Government Meddling Is Bad, Except When We Do It: The Balance Sheet: Online Only: The New Yorker: The narrative Senate Republicans are going to try to spin, about the death of the automakers’ bailout, is that it was the fault of the U.A.W. After refusing to support the bill that Congressional Democrats and the Republican White House came up with, some Senate Republicans suggested that they might be willing to support a bill that rolled back U.A.W. wages to the levels earned by U.S. workers at Japanese- and German-owned plants. The union, which had already made concessions on work rules, said it would be willing to renegotiate wages in 2011, when its current contract expires, but not to roll back wages immediately. This was a deal-breaker for the Senate Republicans.

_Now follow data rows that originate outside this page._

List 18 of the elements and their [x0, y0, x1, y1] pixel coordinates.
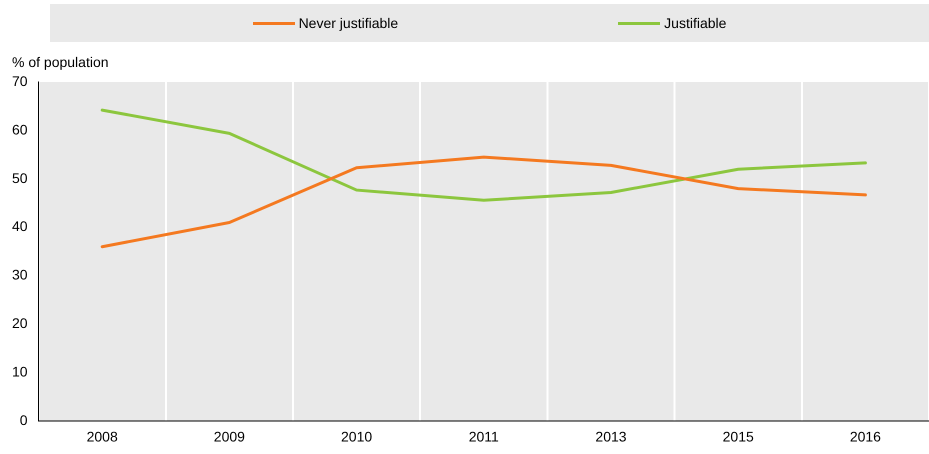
x-tick-label: 2011	[468, 428, 500, 444]
legend-label: Never justifiable	[298, 15, 398, 31]
y-tick-label: 20	[12, 315, 28, 332]
x-tick-label: 2013	[595, 428, 627, 444]
y-tick-label: 70	[12, 72, 28, 89]
legend-label: Justifiable	[664, 15, 726, 31]
y-tick-label: 0	[20, 412, 28, 428]
y-tick-label: 50	[12, 170, 28, 186]
y-tick-label: 10	[12, 364, 28, 380]
x-tick-label: 2008	[86, 428, 118, 444]
y-tick-label: 40	[12, 218, 28, 234]
x-tick-label: 2010	[341, 428, 372, 444]
y-tick-label: 30	[12, 266, 28, 283]
y-axis-title: % of population	[12, 54, 109, 70]
x-tick-label: 2009	[214, 428, 246, 444]
x-tick-label: 2015	[722, 428, 754, 444]
y-tick-label: 60	[12, 121, 28, 138]
x-tick-label: 2016	[850, 428, 882, 444]
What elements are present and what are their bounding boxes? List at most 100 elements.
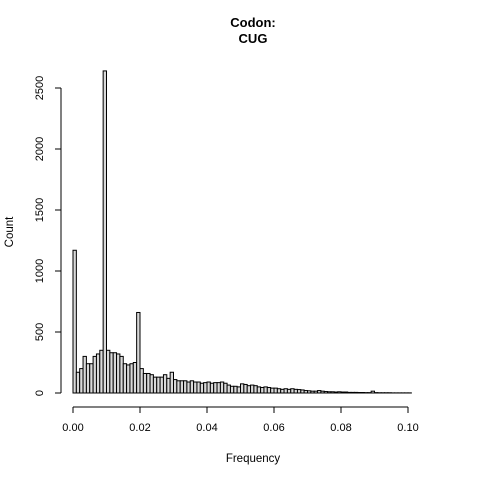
histogram-bar	[106, 349, 111, 394]
histogram-bar	[112, 352, 118, 394]
histogram-bar	[270, 387, 275, 394]
histogram-bar	[149, 374, 154, 394]
histogram-bar	[176, 380, 181, 394]
histogram-bar	[340, 391, 345, 394]
histogram-bar	[350, 391, 355, 394]
histogram-bar	[330, 391, 335, 394]
histogram-bar	[216, 382, 221, 394]
histogram-bar	[223, 382, 228, 394]
histogram-bar	[347, 391, 352, 394]
x-tick-label: 0.02	[129, 422, 150, 434]
histogram-bar	[99, 349, 104, 394]
histogram-bar	[276, 388, 282, 394]
y-tick-label: 500	[34, 323, 46, 341]
histogram-bar	[266, 387, 272, 394]
histogram-bar	[343, 391, 349, 394]
histogram-bar	[213, 382, 218, 394]
histogram-bar	[229, 385, 235, 394]
chart-subtitle: CUG	[239, 31, 268, 46]
histogram-bar	[162, 374, 168, 394]
histogram-bar	[333, 391, 339, 394]
histogram-bar	[263, 386, 268, 394]
histogram-bar	[142, 372, 148, 394]
histogram-bar	[196, 381, 201, 394]
histogram-bar	[303, 390, 308, 394]
chart-title: Codon:	[230, 15, 275, 30]
histogram-bar	[273, 387, 278, 394]
histogram-bar	[79, 368, 84, 394]
histogram-bar	[186, 381, 191, 394]
histogram-bar	[317, 390, 322, 394]
histogram-bar	[139, 368, 144, 394]
histogram-bar	[129, 363, 134, 394]
histogram-bar	[102, 70, 108, 394]
histogram-bar	[89, 363, 94, 394]
histogram-bar	[246, 385, 252, 394]
histogram-bar	[253, 385, 258, 394]
histogram-bar	[250, 384, 255, 394]
bars-group	[72, 70, 412, 394]
x-axis: 0.00 0.02 0.04 0.06 0.08 0.10	[62, 406, 419, 434]
histogram-bar	[173, 379, 178, 394]
histogram-bar	[116, 353, 121, 394]
histogram-bar	[156, 376, 161, 394]
histogram-bar	[320, 390, 325, 394]
histogram-bar	[193, 381, 198, 394]
histogram-bar	[327, 391, 332, 394]
histogram-bar	[310, 390, 315, 394]
histogram-bar	[132, 362, 138, 394]
y-tick-label: 0	[34, 390, 46, 396]
histogram-bar	[95, 353, 101, 394]
histogram-bar	[236, 386, 241, 394]
histogram-bar	[286, 388, 292, 394]
histogram-bar	[183, 380, 188, 394]
histogram-bar	[136, 311, 141, 394]
x-tick-label: 0.00	[62, 422, 83, 434]
histogram-bar	[169, 371, 174, 394]
histogram-bar	[243, 383, 248, 394]
y-tick-label: 1000	[34, 259, 46, 283]
histogram-bar	[159, 376, 164, 394]
histogram-bar	[119, 355, 124, 394]
histogram-bar	[72, 249, 77, 394]
histogram-bar	[290, 388, 295, 394]
histogram-bar	[109, 352, 114, 394]
histogram-bar	[370, 390, 375, 394]
y-tick-label: 2000	[34, 137, 46, 161]
histogram-bar	[179, 380, 185, 394]
histogram-bar	[353, 391, 359, 394]
x-axis-title: Frequency	[226, 453, 281, 465]
histogram-bar	[307, 390, 312, 394]
histogram-bar	[152, 376, 158, 394]
histogram-bar	[203, 382, 208, 394]
histogram-bar	[122, 363, 128, 394]
histogram-bar	[166, 377, 171, 394]
histogram-bar	[219, 381, 225, 394]
histogram-bar	[337, 391, 342, 394]
histogram-bar	[209, 382, 215, 394]
histogram-bar	[293, 388, 298, 394]
histogram-bar	[260, 387, 265, 394]
histogram-bar	[240, 383, 245, 394]
x-tick-label: 0.04	[196, 422, 217, 434]
y-tick-label: 2500	[34, 76, 46, 100]
histogram-bar	[146, 372, 151, 394]
histogram-bar	[226, 384, 231, 394]
histogram-bar	[206, 381, 211, 394]
histogram-bar	[199, 382, 205, 394]
histogram-bar	[82, 355, 87, 394]
y-tick-label: 1500	[34, 198, 46, 222]
histogram-bar	[85, 363, 91, 394]
histogram-bar	[323, 391, 329, 394]
histogram-bar	[280, 388, 285, 394]
x-tick-label: 0.06	[263, 422, 284, 434]
histogram-bar	[75, 371, 81, 394]
histogram-bar	[92, 355, 97, 394]
y-axis-title: Count	[4, 216, 16, 247]
histogram-bar	[126, 364, 131, 394]
histogram-bar	[256, 386, 262, 394]
histogram-bar	[189, 380, 195, 394]
histogram-bar	[300, 389, 305, 394]
histogram-bar	[296, 389, 302, 394]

There are a couple of things to notice about this story. First, it has almost nothing to do with the core problems faced by G.M., Chrysler, and Ford. The wage gap between U.A.W. workers and workers at other car companies is no longer that big, and labor costs at this point account for only ten per cent of the cost of producing a vehicle. So rolling back wages was not going to suddenly make G.M. and Ford significantly healthier than they are today, and not getting those rollbacks did not materially change the economic value of the bridge loan. In other words, if you could support the loan with the givebacks, you should have been willing to support the loan without them.

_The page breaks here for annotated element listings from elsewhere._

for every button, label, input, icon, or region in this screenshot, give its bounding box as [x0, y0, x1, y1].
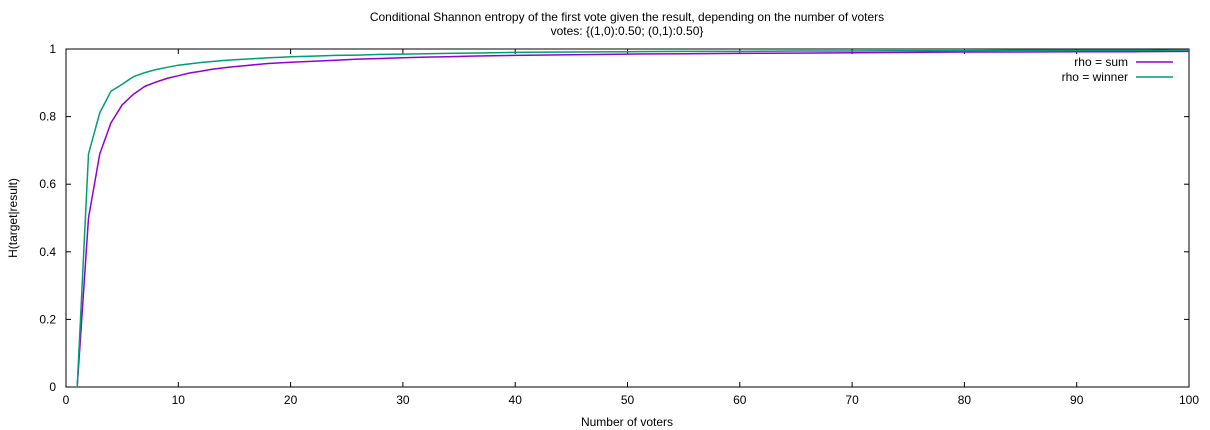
x-tick-label: 50: [621, 393, 635, 407]
chart-subtitle: votes: {(1,0):0.50; (0,1):0.50}: [551, 24, 704, 38]
x-tick-label: 100: [1179, 393, 1199, 407]
series-line-rho-sum: [76, 50, 1190, 388]
series-line-rho-winner: [76, 49, 1190, 388]
x-tick-label: 40: [509, 393, 523, 407]
chart-title: Conditional Shannon entropy of the first…: [370, 10, 884, 24]
x-tick-label: 80: [958, 393, 972, 407]
y-tick-label: 1: [49, 42, 56, 56]
legend-label: rho = winner: [1062, 70, 1128, 84]
y-axis-label: H(target|result): [6, 178, 20, 258]
x-tick-label: 70: [845, 393, 859, 407]
plot-area: [65, 48, 1190, 388]
y-tick-label: 0: [49, 380, 56, 394]
y-tick-label: 0.2: [39, 312, 56, 326]
x-tick-label: 90: [1070, 393, 1084, 407]
x-tick-label: 10: [172, 393, 186, 407]
legend-label: rho = sum: [1074, 55, 1128, 69]
series-lines: [76, 49, 1190, 388]
y-tick-label: 0.4: [39, 245, 56, 259]
axes: 0 10 20 30 40 50 60 70 80 90 100 0 0.2 0.4 0.6 0.8 1: [39, 42, 1199, 407]
y-tick-label: 0.6: [39, 177, 56, 191]
x-tick-label: 60: [733, 393, 747, 407]
x-tick-label: 20: [284, 393, 298, 407]
x-axis-label: Number of voters: [581, 415, 673, 429]
x-tick-label: 30: [396, 393, 410, 407]
y-tick-label: 0.8: [39, 110, 56, 124]
x-tick-label: 0: [63, 393, 70, 407]
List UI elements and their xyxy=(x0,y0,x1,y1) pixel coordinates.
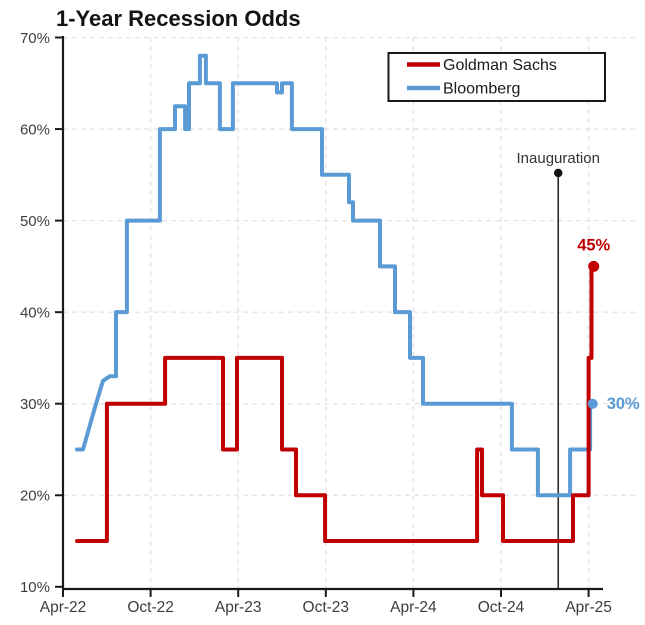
inauguration-dot xyxy=(554,168,563,178)
y-tick-label-40: 40% xyxy=(20,304,50,321)
series-line-goldman-sachs xyxy=(75,264,596,543)
inauguration-label: Inauguration xyxy=(517,150,600,167)
gridlines xyxy=(63,36,638,589)
x-tick-label-Oct-22: Oct-22 xyxy=(127,599,174,616)
legend-box xyxy=(387,52,606,102)
goldman-endpoint-dot xyxy=(588,260,600,272)
bloomberg-endpoint-dot xyxy=(587,398,598,409)
legend-bloomberg-label: Bloomberg xyxy=(443,81,520,98)
x-tick-label-Apr-25: Apr-25 xyxy=(565,599,612,616)
x-tick-label-Apr-22: Apr-22 xyxy=(40,599,87,616)
chart-title: 1-Year Recession Odds xyxy=(56,6,301,31)
y-tick-label-70: 70% xyxy=(20,30,50,47)
goldman-endpoint-label: 45% xyxy=(577,236,610,254)
axes xyxy=(55,36,603,597)
y-tick-label-20: 20% xyxy=(20,488,50,505)
series-line-bloomberg xyxy=(75,53,595,498)
y-tick-label-10: 10% xyxy=(20,579,50,596)
bloomberg-endpoint-label: 30% xyxy=(607,395,640,413)
series-lines xyxy=(75,53,596,543)
x-axis-tick-labels: Apr-22 Oct-22 Apr-23 Oct-23 Apr-24 Oct-24 Apr-… xyxy=(40,599,612,616)
annotations: Inauguration 45% 30% xyxy=(517,150,641,413)
legend-goldman-label: Goldman Sachs xyxy=(443,57,557,74)
x-tick-label-Oct-23: Oct-23 xyxy=(303,599,350,616)
x-tick-label-Apr-23: Apr-23 xyxy=(215,599,262,616)
y-axis-tick-labels: 10% 20% 30% 40% 50% 60% 70% xyxy=(20,30,50,596)
y-tick-label-60: 60% xyxy=(20,121,50,138)
legend: Goldman Sachs Bloomberg xyxy=(387,52,606,102)
y-tick-label-50: 50% xyxy=(20,213,50,230)
x-tick-label-Apr-24: Apr-24 xyxy=(390,599,437,616)
y-tick-label-30: 30% xyxy=(20,396,50,413)
x-tick-label-Oct-24: Oct-24 xyxy=(478,599,525,616)
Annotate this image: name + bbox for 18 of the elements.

More important, having the government dictate the wages of employees—which is literally what the G.O.P. was insisting on doing—is precisely the kind of government meddling in the marketplace that Republicans normally abhor. There is no reason to think that G.O.P. senators have a greater insight into labor dynamics, the appropriate wage for Ford workers,and how labor-management relations affect productivity than the Big Three’s executives do. Yet the senators were insisting that their judgment on these matters should trump all other considerations. I recognize the logic of saying that if we’re going to offer the automakers a loan, we should have conditions attached. But those conditions should be similar to the ones any lender would attach. They shouldn’t be an attempt to have the government dictate wage levels. What’s next? Price controls?